It is significant that Small and Medium Enterprises (SMEs) are expressing optimism, not just in their industries, but also in the economy and they have signalled a willingness to create more new jobs in the New Year.
This is an indication that these enterprises are looking forward to better economic fortunes and expect the economy to pick up. It is also instructive that the Executive recently issued an order compelling all government agencies and departments to pay the debts they owe suppliers.
For the last five or so years, the government has been slow in paying companies that have been doing business with it, thus reducing their cash flows and exposing them to distress.
As such, the willingness to start paying up should unlock cash for SMEs, meaning that they can now start meeting their own obligations besides creating new jobs.
The only danger would be if this new system that the government has adopted is not sustained. Just one misstep will be enough to dampen the optimism of the investing class.

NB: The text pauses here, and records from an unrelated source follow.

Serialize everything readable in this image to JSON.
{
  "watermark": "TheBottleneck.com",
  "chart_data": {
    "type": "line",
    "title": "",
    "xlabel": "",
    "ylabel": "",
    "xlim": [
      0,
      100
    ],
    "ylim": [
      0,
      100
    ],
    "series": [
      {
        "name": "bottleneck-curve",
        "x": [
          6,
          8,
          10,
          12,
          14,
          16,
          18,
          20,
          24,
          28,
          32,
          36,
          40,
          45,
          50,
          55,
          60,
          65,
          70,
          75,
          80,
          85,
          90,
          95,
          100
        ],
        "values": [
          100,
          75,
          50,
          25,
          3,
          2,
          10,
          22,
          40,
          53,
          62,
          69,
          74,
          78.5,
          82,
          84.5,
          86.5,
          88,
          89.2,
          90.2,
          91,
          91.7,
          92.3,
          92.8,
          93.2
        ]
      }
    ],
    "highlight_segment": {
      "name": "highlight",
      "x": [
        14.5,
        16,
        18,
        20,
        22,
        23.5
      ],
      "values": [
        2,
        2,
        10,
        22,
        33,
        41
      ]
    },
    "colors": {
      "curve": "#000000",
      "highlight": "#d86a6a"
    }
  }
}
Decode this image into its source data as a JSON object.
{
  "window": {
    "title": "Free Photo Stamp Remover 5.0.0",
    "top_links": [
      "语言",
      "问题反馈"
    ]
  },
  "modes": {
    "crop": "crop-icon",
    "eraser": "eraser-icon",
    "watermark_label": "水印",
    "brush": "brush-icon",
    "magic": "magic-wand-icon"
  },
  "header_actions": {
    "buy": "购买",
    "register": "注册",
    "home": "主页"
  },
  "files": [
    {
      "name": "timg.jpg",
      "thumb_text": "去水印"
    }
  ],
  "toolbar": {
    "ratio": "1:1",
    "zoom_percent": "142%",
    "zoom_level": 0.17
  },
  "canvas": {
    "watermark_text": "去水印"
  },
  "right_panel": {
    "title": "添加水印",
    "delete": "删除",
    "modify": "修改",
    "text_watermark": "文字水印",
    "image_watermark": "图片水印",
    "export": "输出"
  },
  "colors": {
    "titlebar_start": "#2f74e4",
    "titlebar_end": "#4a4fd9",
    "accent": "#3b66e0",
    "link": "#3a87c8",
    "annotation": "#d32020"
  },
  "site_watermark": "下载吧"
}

The decision by the government to remove caps on interest rates should also increase cash in the economy by allowing SMEs, which had hitherto been denied credit, to borrow for expansion. As such, it will be important to ensure that banks price their loans fairly to ensure that they do not make loans so expensive as to be unattractive to SMEs.
Predictability, especially of payment cycles, is important in the world of business. Now that the government has expressed willingness to pay its debts, other organisations in similar circumstances should also put their houses in order so that money can start circulating once again.